Clustering is an important technique for information retrieval, data mining, pattern recognition, and image segmentation [8]. Because of its widespread usage, many variants of clustering methods have been proposed. A recent research of [4] classified clustering methods into the following categories: partitioning methods, hierarchical methods, density-based methods, grid-based methods, and model-based methods. Each category has its own constraints and features to fit in a particular scenario. This paper will focus on partitioning cluster methods; hence the basic assumption and the constraints along with this line will be discussed.

The partitioning methods cluster n objects into k clusters, where k is specified by the user. Each object can be defined by multiple attributes. There have been many definitions of distance being proposed to measure the similarity between two objects, where the Euclidian distance is perhaps the most popular one.

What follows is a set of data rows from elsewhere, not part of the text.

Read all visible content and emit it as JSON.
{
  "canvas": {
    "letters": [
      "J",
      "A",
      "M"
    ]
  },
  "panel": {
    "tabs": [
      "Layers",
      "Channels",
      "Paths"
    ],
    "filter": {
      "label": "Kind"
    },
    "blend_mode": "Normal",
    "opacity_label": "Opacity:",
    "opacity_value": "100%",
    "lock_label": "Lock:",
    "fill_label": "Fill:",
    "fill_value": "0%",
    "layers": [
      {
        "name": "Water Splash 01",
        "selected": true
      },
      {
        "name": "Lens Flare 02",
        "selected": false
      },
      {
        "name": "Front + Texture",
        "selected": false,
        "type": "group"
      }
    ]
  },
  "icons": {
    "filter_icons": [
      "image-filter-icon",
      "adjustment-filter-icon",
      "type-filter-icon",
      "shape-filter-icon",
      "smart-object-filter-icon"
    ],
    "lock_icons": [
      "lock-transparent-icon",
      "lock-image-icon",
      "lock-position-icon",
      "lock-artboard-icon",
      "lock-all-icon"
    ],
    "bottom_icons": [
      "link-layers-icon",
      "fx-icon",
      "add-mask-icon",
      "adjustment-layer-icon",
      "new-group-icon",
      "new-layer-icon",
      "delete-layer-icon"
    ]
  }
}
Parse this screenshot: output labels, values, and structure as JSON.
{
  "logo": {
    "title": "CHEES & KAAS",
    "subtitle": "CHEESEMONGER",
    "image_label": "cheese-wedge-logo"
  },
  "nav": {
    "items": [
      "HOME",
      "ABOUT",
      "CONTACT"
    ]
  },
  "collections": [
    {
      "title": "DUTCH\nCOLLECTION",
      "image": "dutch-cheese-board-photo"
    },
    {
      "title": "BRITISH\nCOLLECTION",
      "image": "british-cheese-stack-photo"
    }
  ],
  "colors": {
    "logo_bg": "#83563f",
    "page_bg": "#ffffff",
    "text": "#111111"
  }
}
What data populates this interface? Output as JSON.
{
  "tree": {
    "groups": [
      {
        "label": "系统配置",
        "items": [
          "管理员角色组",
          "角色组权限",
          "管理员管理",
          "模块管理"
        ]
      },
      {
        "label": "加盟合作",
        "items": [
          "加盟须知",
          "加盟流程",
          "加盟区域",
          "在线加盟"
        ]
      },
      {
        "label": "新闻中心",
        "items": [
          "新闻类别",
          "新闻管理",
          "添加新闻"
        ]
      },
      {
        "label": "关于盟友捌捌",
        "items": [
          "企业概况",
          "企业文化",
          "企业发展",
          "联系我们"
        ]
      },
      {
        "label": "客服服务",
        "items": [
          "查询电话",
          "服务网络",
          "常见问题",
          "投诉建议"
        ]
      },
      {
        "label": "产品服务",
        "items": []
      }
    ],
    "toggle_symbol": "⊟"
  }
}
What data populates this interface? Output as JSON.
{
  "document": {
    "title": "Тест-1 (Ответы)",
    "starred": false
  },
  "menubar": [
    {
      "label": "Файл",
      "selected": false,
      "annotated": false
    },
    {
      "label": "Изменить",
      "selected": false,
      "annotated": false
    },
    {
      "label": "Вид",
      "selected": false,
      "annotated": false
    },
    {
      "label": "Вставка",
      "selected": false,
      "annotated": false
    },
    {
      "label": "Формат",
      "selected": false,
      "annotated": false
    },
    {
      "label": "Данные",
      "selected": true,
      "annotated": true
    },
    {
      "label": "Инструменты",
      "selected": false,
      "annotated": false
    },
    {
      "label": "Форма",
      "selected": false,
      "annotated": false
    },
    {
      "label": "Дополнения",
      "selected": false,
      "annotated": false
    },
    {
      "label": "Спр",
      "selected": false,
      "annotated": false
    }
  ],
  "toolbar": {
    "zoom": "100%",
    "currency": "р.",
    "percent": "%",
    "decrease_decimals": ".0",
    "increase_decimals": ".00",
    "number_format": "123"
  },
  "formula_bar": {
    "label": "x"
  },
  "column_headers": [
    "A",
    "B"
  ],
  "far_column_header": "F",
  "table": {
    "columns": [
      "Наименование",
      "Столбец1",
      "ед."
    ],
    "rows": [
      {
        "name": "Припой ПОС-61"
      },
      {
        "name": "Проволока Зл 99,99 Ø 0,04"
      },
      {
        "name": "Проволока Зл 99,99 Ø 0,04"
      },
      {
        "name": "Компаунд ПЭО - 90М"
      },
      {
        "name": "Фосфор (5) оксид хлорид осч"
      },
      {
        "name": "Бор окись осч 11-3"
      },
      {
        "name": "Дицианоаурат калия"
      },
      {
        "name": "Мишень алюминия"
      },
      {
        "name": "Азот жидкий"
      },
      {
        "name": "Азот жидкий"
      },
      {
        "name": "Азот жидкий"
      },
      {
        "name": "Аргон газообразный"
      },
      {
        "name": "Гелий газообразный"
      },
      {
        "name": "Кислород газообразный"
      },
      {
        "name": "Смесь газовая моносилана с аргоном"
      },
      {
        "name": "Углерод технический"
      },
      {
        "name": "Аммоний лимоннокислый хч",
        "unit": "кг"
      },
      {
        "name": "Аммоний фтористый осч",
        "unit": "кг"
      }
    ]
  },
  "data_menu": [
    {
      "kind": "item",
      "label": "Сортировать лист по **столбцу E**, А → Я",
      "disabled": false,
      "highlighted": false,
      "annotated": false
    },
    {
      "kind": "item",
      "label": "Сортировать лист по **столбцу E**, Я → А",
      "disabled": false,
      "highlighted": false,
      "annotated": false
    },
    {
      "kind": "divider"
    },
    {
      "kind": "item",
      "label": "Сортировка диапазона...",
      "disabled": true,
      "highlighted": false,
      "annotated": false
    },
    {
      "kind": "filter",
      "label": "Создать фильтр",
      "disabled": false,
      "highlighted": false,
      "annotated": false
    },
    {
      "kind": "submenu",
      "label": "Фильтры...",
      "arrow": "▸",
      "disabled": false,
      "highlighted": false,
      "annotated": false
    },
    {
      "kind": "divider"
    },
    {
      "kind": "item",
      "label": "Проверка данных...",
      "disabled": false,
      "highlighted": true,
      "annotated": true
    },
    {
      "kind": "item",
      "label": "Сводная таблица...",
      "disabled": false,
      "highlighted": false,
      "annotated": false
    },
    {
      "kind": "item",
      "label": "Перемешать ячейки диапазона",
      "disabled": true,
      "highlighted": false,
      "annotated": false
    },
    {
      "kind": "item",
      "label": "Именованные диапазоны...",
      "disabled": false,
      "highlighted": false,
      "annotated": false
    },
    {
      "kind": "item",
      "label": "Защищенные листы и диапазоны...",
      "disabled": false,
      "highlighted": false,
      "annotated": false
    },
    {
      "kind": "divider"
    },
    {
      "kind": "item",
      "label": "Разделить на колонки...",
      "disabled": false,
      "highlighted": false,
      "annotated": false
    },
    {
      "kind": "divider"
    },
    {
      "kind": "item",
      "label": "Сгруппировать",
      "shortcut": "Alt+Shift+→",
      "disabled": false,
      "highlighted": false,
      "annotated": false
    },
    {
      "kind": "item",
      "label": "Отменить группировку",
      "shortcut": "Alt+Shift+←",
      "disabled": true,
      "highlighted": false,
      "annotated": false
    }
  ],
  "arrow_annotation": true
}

The farther the distance between two objects, the more dissimilar they are.

The following are the basic assumptions of the traditional partitioning cluster methods:

•
One object can only belong to one cluster.
•
Each object is assigned to the nearest cluster.

The well-known K-Means and K-Medoids algorithms were developed based on the assumptions above. Since one object can only belong to one cluster, the K-Means and K-Medoids methods assign an object to the nearest cluster. These algorithms are designed to find clusters of objects so that the sum of all distances from objects to their cluster centers should be as small as possible. The K-Means and K-Medoids algorithms have been successfully used in numerous applications [5], [11], [12], [16].

In this paper, the fundamental assumption of the traditional partitioning clustering algorithm is extended so that each object now can belong to multiple clusters rather than a single cluster. In other words, these clusters may overlap with one another. The reason behind this extension is that, in some circumstances, it is not appropriate to let an object belong to a single cluster. For example, documents can be partitioned into a number of clusters, where each cluster represents the documents in a certain area. Since a document may be related to several areas, it is natural for a document to belong to more than one cluster. Moreover, the overlapping clustering is different from the fuzzy clustering since the relationship between object and cluster is crisp rather than that represented by a fuzzy membership degree.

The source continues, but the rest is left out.